KUALA LUMPUR: The recent rally in the ringgit was more of playing catch-up with other regional currencies, Deutsche Bank AG foreign exchange strategist Mallika Sachdeva said, noting the local currency has turned the corner for now.
“The ringgit was one of the worst performing currencies in Asia, but in the first quarter of this year, it was the best performer in terms of gains,” Mallika said at Affin Hwang Asset Management Bhd’s (Affin Hwang AM) “Investment Forum 2017” on Saturday.
Year to date, the ringgit has strengthened by 3.7% against the US dollar to close at 4.3215 last Friday. “The ringgit has turned the corner for now. Large bond outflows have stopped, the currency is undervalued and exports are recovering. The ringgit’s sensitivity to external factors has also dropped, with the currency moving very little with the volatility in commodities recently,” she added.
Foreigners turned net buyers of domestic bonds for the first time in April this year with an inflow of RM6.8 billion, following five months of selling totalling RM62.7 billion since November 2016 until March this year.

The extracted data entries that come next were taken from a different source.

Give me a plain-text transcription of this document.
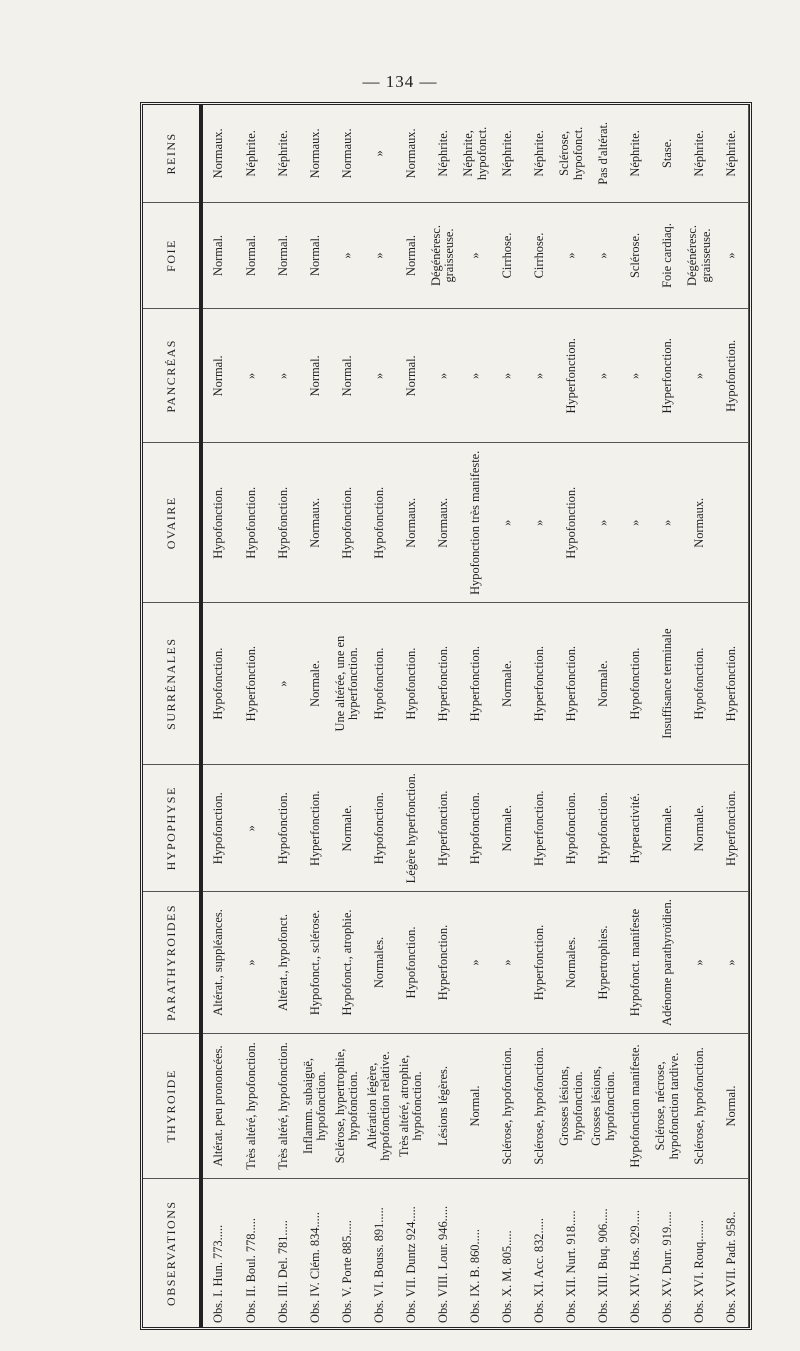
— 134 —
OBSERVATIONS	THYROIDE	PARATHYROIDES	HYPOPHYSE	SURRÉNALES	OVAIRE	PANCRÉAS	FOIE	REINS
Obs. I. Hun. 773.....	Altérat. peu prononcées.	Altérat., suppléances.	Hypofonction.	Hypofonction.	Hypofonction.	Normal.	Normal.	Normaux.
Obs. II. Boul. 778.....	Très altéré, hypofonction.	»	»	Hyperfonction.	Hypofonction.	»	Normal.	Néphrite.
Obs. III. Del. 781.....	Très altéré, hypofonction.	Altérat., hypofonct.	Hypofonction.	»	Hypofonction.	»	Normal.	Néphrite.
Obs. IV. Clém. 834.....	Inflamm. subaiguë, hypofonction.	Hypofonct., sclérose.	Hyperfonction.	Normale.	Normaux.	Normal.	Normal.	Normaux.
Obs. V. Porte 885.....	Sclérose, hypertrophie, hypofonction.	Hypofonct., atrophie.	Normale.	Une altérée, une en hyperfonction.	Hypofonction.	Normal.	»	Normaux.
Obs. VI. Bouss. 891.....	Altération légère, hypofonction relative.	Normales.	Hypofonction.	Hypofonction.	Hypofonction.	»	»	»
Obs. VII. Duntz 924.....	Très altéré, atrophie, hypofonction.	Hypofonction.	Légère hyperfonction.	Hypofonction.	Normaux.	Normal.	Normal.	Normaux.
Obs. VIII. Lour. 946.....	Lésions légères.	Hyperfonction.	Hyperfonction.	Hyperfonction.	Normaux.	»	Dégénéresc. graisseuse.	Néphrite.
Obs. IX. B. 860.....	Normal.	»	Hypofonction.	Hyperfonction.	Hypofonction très manifeste.	»	»	Néphrite, hypofonct.
Obs. X. M. 805.....	Sclérose, hypofonction.	»	Normale.	Normale.	»	»	Cirrhose.	Néphrite.
Obs. XI. Acc. 832.....	Sclérose, hypofonction.	Hyperfonction.	Hyperfonction.	Hyperfonction.	»	»	Cirrhose.	Néphrite.
Obs. XII. Nurt. 918.....	Grosses lésions, hypofonction.	Normales.	Hypofonction.	Hyperfonction.	Hypofonction.	Hyperfonction.	»	Sclérose, hypofonct.
Obs. XIII. Buq. 906.....	Grosses lésions, hypofonction.	Hypertrophies.	Hypofonction.	Normale.	»	»	»	Pas d'altérat.
Obs. XIV. Hos. 929.....	Hypofonction manifeste.	Hypofonct. manifeste	Hyperactivité.	Hypofonction.	»	»	Sclérose.	Néphrite.
Obs. XV. Durr. 919.....	Sclérose, nécrose, hypofonction tardive.	Adénome parathyroïdien.	Normale.	Insuffisance terminale	»	Hyperfonction.	Foie cardiaq.	Stase.
Obs. XVI. Rouq.......	Sclérose, hypofonction.	»	Normale.	Hypofonction.	Normaux.	»	Dégénéresc. graisseuse.	Néphrite.
Obs. XVII. Padr. 958..	Normal.	»	Hyperfonction.	Hyperfonction.		Hypofonction.	»	Néphrite.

However, Mallika doesn’t see the ringgit strengthening significantly as it did in 2016 when it briefly touched the 4.0 mark against the US dollar. “The current account surplus is stabilising, but at lower levels. Demand for Malaysian assets could be more tepid, and the reserves position is much weaker than in the past. The currency’s recent rally was more a catch-up to regional gains.”

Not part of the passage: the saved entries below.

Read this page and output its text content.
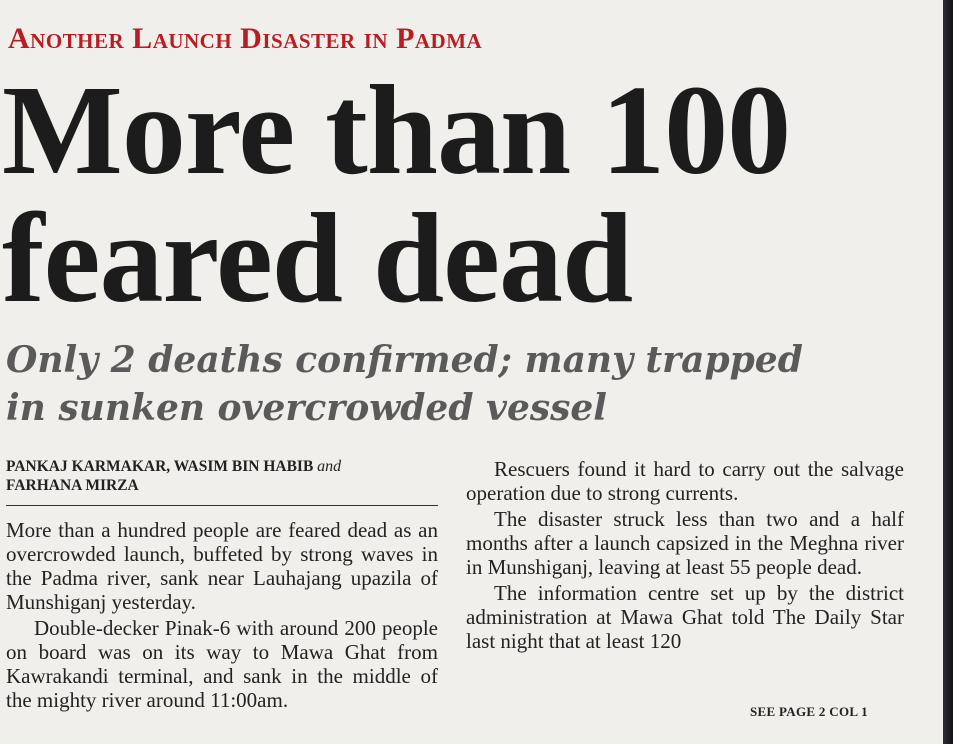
Another Launch Disaster in Padma
More than 100
feared dead
Only 2 deaths confirmed; many trapped
in sunken overcrowded vessel
PANKAJ KARMAKAR, WASIM BIN HABIB and
FARHANA MIRZA

More than a hundred people are feared dead as an overcrowded launch, buffeted by strong waves in the Padma river, sank near Lauhajang upazila of Munshiganj yesterday.

Double-decker Pinak-6 with around 200 people on board was on its way to Mawa Ghat from Kawrakandi terminal, and sank in the middle of the mighty river around 11:00am.

Rescuers found it hard to carry out the salvage operation due to strong currents.

The disaster struck less than two and a half months after a launch capsized in the Meghna river in Munshiganj, leaving at least 55 people dead.

The information centre set up by the district administration at Mawa Ghat told The Daily Star last night that at least 120

SEE PAGE 2 COL 1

In terms of valuation, Mallika said the ringgit appears to be “cheap at the moment”. “Based on our assessment using the three valuation models, the ringgit is trading near historical undervaluation extremes. This is evident from the misalignment that we have seen in historical data and the ringgit is almost as cheap back in 2009 and early this year,” she said, without providing a guidance on the ringgit’s fair value.

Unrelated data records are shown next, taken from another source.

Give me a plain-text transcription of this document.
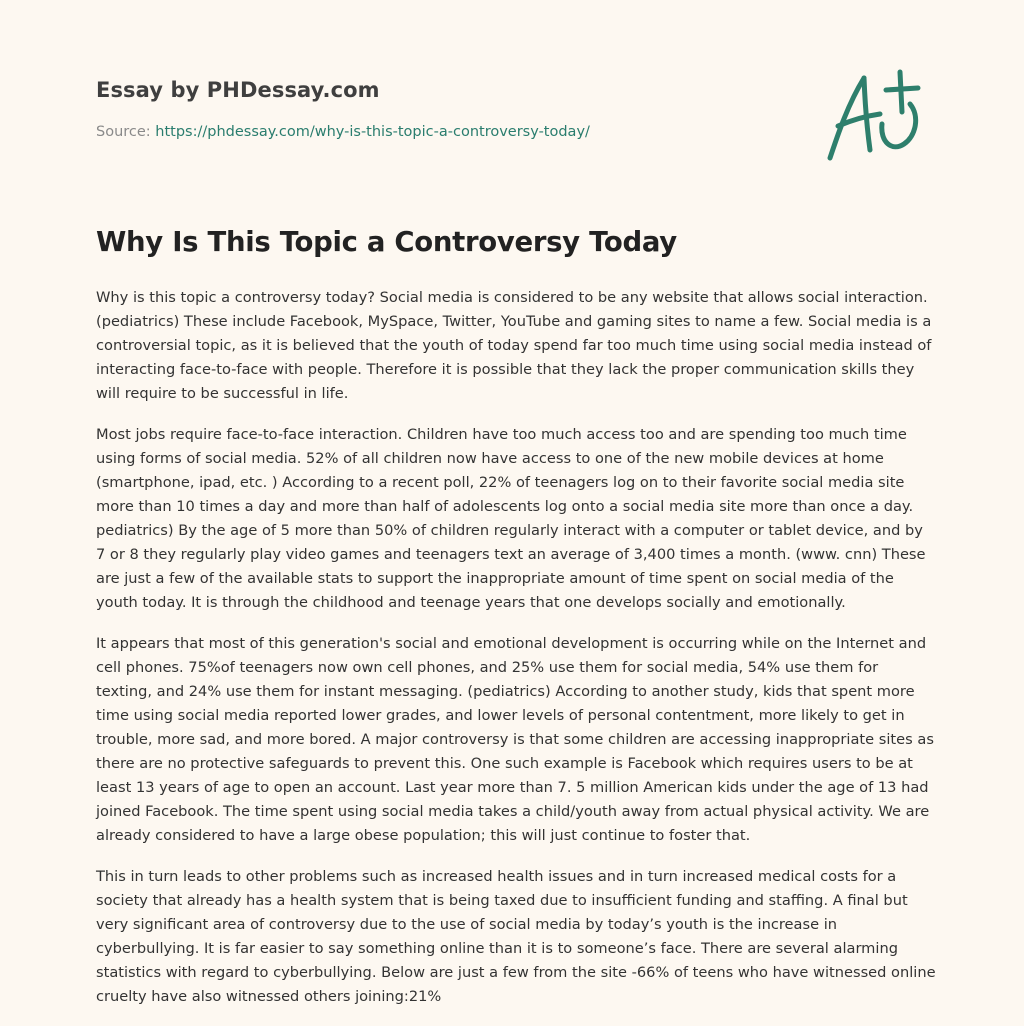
Essay by PHDessay.com
Source: https://phdessay.com/why-is-this-topic-a-controversy-today/
Why Is This Topic a Controversy Today

Why is this topic a controversy today? Social media is considered to be any website that allows social interaction. (pediatrics) These include Facebook, MySpace, Twitter, YouTube and gaming sites to name a few. Social media is a controversial topic, as it is believed that the youth of today spend far too much time using social media instead of interacting face-to-face with people. Therefore it is possible that they lack the proper communication skills they will require to be successful in life.

Most jobs require face-to-face interaction. Children have too much access too and are spending too much time using forms of social media. 52% of all children now have access to one of the new mobile devices at home (smartphone, ipad, etc. ) According to a recent poll, 22% of teenagers log on to their favorite social media site more than 10 times a day and more than half of adolescents log onto a social media site more than once a day. pediatrics) By the age of 5 more than 50% of children regularly interact with a computer or tablet device, and by 7 or 8 they regularly play video games and teenagers text an average of 3,400 times a month. (www. cnn) These are just a few of the available stats to support the inappropriate amount of time spent on social media of the youth today. It is through the childhood and teenage years that one develops socially and emotionally.

It appears that most of this generation's social and emotional development is occurring while on the Internet and cell phones. 75%of teenagers now own cell phones, and 25% use them for social media, 54% use them for texting, and 24% use them for instant messaging. (pediatrics) According to another study, kids that spent more time using social media reported lower grades, and lower levels of personal contentment, more likely to get in trouble, more sad, and more bored. A major controversy is that some children are accessing inappropriate sites as there are no protective safeguards to prevent this. One such example is Facebook which requires users to be at least 13 years of age to open an account. Last year more than 7. 5 million American kids under the age of 13 had joined Facebook. The time spent using social media takes a child/youth away from actual physical activity. We are already considered to have a large obese population; this will just continue to foster that.

This in turn leads to other problems such as increased health issues and in turn increased medical costs for a society that already has a health system that is being taxed due to insufficient funding and staffing. A final but very significant area of controversy due to the use of social media by today’s youth is the increase in cyberbullying. It is far easier to say something online than it is to someone’s face. There are several alarming statistics with regard to cyberbullying. Below are just a few from the site -66% of teens who have witnessed online cruelty have also witnessed others joining:21%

A stronger currency, together with the latest quarterly data which saw Malaysia’s economy record a 5.6% growth in the first quarter of this year, could help dampen inflation and increase market confidence, Mallika noted.
“If we are seeing trends, such as large inflows into Malaysian equities continuing and there is nothing that could significantly disrupt the currency market, the ringgit should stabilise or maybe strengthen slightly. However, for a currency to completely undergo a correction, it obviously needs a convincing catalyst for it to move the market.”
To gauge the forward movements of the ringgit, Mallika said investors can look out for any new signs of slowing down from China’s economic data, as well as interprete the languages used in the US Federal Reserve’s (Fed) minutes of its monetary economic meeting.
“The Fed’s [interest rate] hike path is a key driver of the US dollar movement, while any change to its balance sheet is expected to change the course of many Asian currencies including the ringgit’s movement. This is because the end of reinvestment by the US central bank could have big implications to flows of funds in Asia.”
To improve the liquidity and further deepen Malaysia’s currency market, Mallika is of the view that “more work needs to be done in the forward and options market”.
“We note the average daily turnover in the spot and swap market hovers between US$5 billion (RM21.6 billion) and US$6 billion. However, to encourage more participation, let’s not forget about the forward and options areas too.”
Affin Hwang AM managing director Teng Chee Wai believes the ringgit is oversold and will recover to trade at 4.2 or 4.25 this year.
“The ringgit has been oversold for a while and it is timely that it should continue its appreciation trend for the near term. The ringgit has been undervalued since the last 18 months and the [recent] correction only makes sense,” he said, adding that the local currency’s recovery is also due to the country’s trade surplus, currently at some RM8 billion per month.